不動産取引の際には「売主」「仲介(媒介)」「代理」のいずれかの取引様態で行われます。中でも賃貸用物件の取引でよく行われるのが、不動産投資会社による「売主」と「仲介」です。
そこで今回のコラムでは、「売主」と「仲介」の違いを解説し、それぞれのメリットとデメリットを比較して紹介します。
目次
- 不動産売買における3つの取引様態
1-1.売主
1-2.仲介(媒介)
1-3.代理 - 不動産投資会社の「仲介」と「売主」の違い
2-1.仲介手数料
2-2.契約不適合責任 - 不動産投資会社の「仲介」と「売主」のメリット・デメリット
3-1.売主物件のメリット・デメリット
3-2.仲介物件のメリット・デメリット - まとめ
1 不動産売買における3つの取引様態
取引様態とは、土地や建物といった不動産を取り引きする際の、不動産会社などの宅地建物取引業者の関わり方や立場のことを言います。
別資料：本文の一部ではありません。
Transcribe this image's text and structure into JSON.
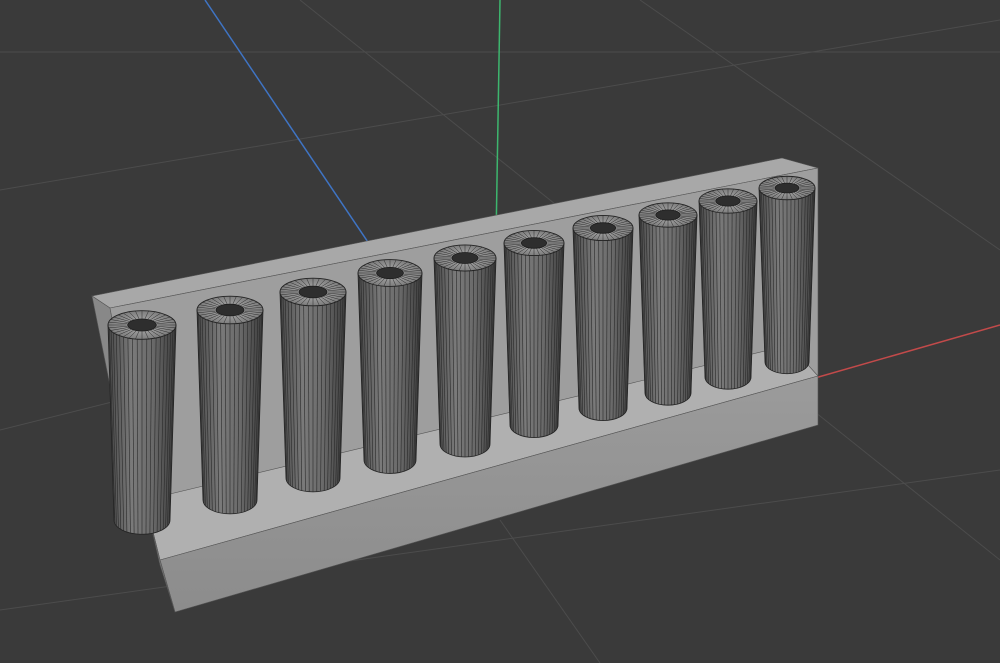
{
  "viewport": {
    "background_color": "#3a3a3a",
    "grid_color": "#4a4a4a",
    "axis_colors": {
      "x": "#c24a4a",
      "y": "#3db66e",
      "z": "#3f74c4"
    }
  },
  "scene": {
    "objects": [
      {
        "name": "base-block",
        "type": "box",
        "color": "#8f8f8f"
      },
      {
        "name": "tube-array",
        "type": "cylinder",
        "count": 10,
        "color": "#6a6a6a"
      }
    ],
    "view_mode": "wireframe-over-solid"
  }
}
不動産を売買する際は、「売主」「仲介(媒介)」「代理」の3つがあります。賃貸物件の貸借取引の場合は、売主ではなく貸主となります。
1-1 売主
売主とは、売却する不動産の所有者のことを指しています。つまり、所有者自身が不動産売買に関わる取引方法である、売主で取引される物件のことを売主物件とも言います。
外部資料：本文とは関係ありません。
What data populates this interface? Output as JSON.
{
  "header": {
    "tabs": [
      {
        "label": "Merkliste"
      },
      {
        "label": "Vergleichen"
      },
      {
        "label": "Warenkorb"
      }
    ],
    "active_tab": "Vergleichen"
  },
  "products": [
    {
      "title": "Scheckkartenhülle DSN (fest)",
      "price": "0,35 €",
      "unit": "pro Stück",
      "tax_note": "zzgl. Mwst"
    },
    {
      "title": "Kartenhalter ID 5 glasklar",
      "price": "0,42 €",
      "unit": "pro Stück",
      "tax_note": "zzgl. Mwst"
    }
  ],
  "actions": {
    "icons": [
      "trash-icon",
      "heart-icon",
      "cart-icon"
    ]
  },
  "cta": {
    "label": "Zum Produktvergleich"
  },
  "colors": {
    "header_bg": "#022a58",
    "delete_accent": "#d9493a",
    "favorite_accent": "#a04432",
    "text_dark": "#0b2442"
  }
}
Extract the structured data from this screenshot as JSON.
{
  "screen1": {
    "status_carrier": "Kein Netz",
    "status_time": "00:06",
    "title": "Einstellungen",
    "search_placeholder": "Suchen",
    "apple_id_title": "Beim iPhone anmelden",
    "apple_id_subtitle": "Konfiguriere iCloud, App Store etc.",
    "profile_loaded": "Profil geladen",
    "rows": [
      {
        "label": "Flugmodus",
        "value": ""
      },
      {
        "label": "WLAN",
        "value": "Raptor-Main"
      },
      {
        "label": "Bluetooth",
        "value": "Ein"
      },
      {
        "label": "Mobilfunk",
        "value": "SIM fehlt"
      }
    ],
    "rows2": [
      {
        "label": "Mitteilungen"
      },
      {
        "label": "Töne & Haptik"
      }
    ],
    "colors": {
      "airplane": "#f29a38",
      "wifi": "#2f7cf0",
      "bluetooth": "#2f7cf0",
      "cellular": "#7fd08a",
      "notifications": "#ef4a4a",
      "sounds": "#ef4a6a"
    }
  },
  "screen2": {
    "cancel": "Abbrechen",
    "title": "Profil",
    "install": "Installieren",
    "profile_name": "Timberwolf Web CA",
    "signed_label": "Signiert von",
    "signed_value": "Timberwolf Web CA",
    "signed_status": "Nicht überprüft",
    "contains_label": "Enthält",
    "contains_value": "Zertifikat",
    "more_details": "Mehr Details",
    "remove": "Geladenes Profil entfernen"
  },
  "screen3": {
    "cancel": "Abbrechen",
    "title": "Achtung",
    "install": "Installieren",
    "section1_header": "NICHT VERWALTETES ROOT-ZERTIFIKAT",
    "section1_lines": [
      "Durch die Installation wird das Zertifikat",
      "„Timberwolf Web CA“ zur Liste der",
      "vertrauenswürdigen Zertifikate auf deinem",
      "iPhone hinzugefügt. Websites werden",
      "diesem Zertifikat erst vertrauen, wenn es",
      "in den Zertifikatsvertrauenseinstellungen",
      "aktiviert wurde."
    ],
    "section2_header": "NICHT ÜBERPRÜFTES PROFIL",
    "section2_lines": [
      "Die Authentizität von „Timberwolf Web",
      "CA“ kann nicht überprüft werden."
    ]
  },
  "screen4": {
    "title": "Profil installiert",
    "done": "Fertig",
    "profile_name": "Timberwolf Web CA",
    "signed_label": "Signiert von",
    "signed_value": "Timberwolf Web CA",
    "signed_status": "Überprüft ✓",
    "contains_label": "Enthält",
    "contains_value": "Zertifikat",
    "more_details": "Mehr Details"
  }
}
下記のような不動産の取引の場合、不動産投資会社が売主となるケースがあります。
- 新築マンション
- 新築一戸建て
- 新築アパート
- リノベーション済みマンション
- リノベーション済み一戸建て、など
売主は不動産会社の場合もあれば、個人の場合もあります。新築アパートの場合、企画や施工をしたアパートメーカーが売主として取引を行うこともあります。
1-2 仲介(媒介)
不動産取引の中では最も多いのがこの「仲介」です。媒介とも言いますが、どちらも意味は同じです。取引の仕方は、売主と買主の間に仲介業者が入って交渉などの仲介役を担います。売主が個人の場合も、不動産会社でも不動産会社が仲介をすることが可能です。
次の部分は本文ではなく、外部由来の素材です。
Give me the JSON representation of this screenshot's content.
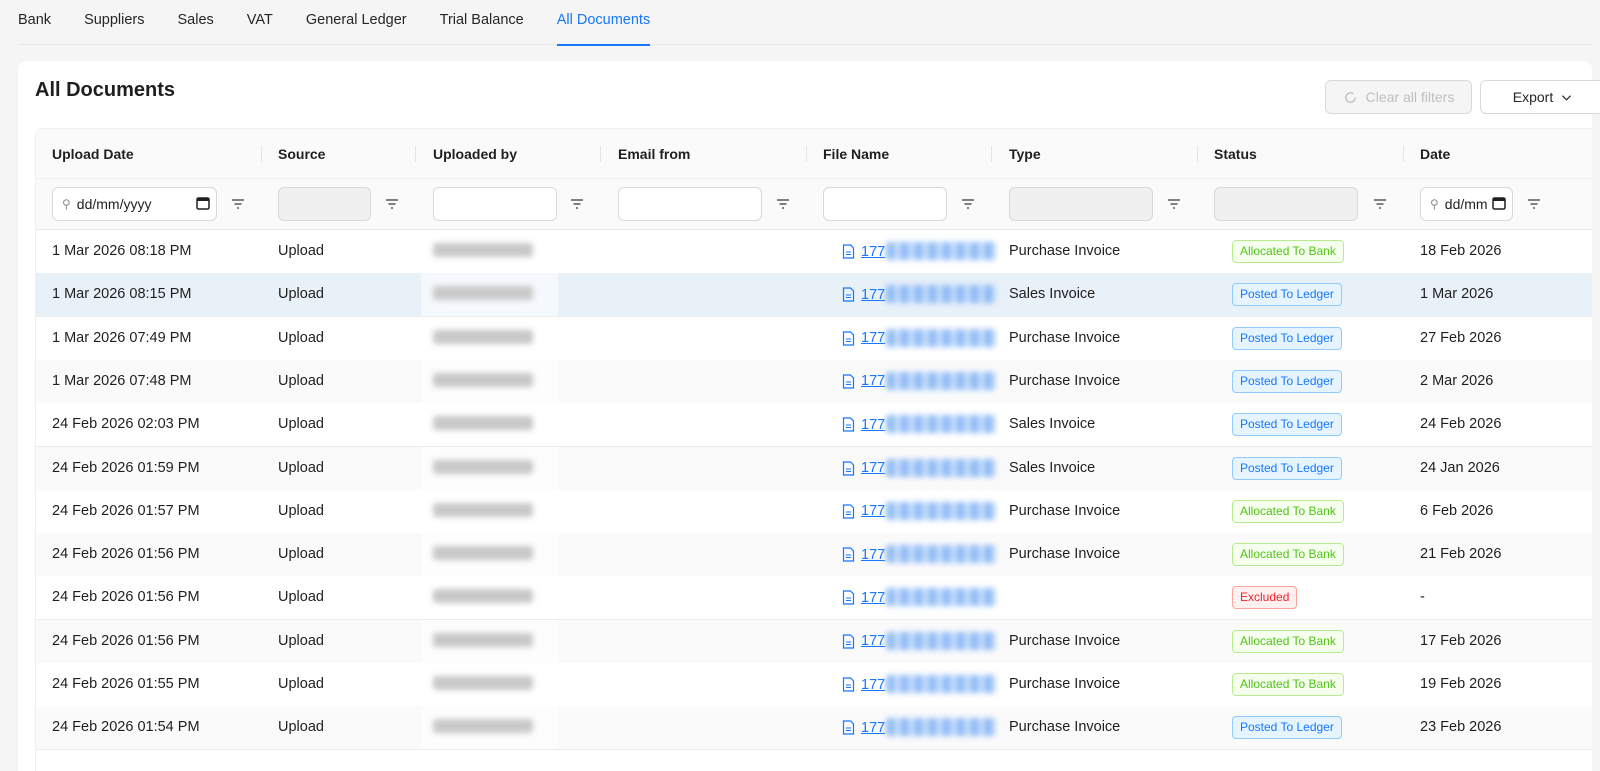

不動産投資会社では、下記のような不動産売買の仲介業務に対応しています。
- 新築マンション
- 中古一戸建て
- 新築一戸建て(建売)
- リノベーション済みマンション
- リノベーション済み一戸建て
- 新築アパート
- 中古アパート
- 土地、など
新築マンションや新築一戸建ての場合、企画や開発、施工した業者が売主となることが多いと言えますが、仲介による売買が行われるケースもあります。このように取引様態が仲介で取引される物件のことを仲介物件と言います。
1-3 代理
売主から依頼を受けた代理人(主に不動産会社)が、売主の立場で取引を行うのが代理です。代理販売と言われることもあります。個人所有の中古物件の取引にも用いられますが、よく見られるのが新築マンションの販売です。販売会社が売主からの委託を受けて業務を代行し、販売から契約までの一連の流れを担当します。
代理は、売主と不動産会社の間で契約を結ぶもので、買主の視点からすると取引様態が売主のケースと同じです。
このような取引様態の違いは、宅建業法上の規制や仲介手数料の有無などに関わります。そのため不動産会社が不動産の広告を出す場合は、取引様態を記載することが義務付けられています。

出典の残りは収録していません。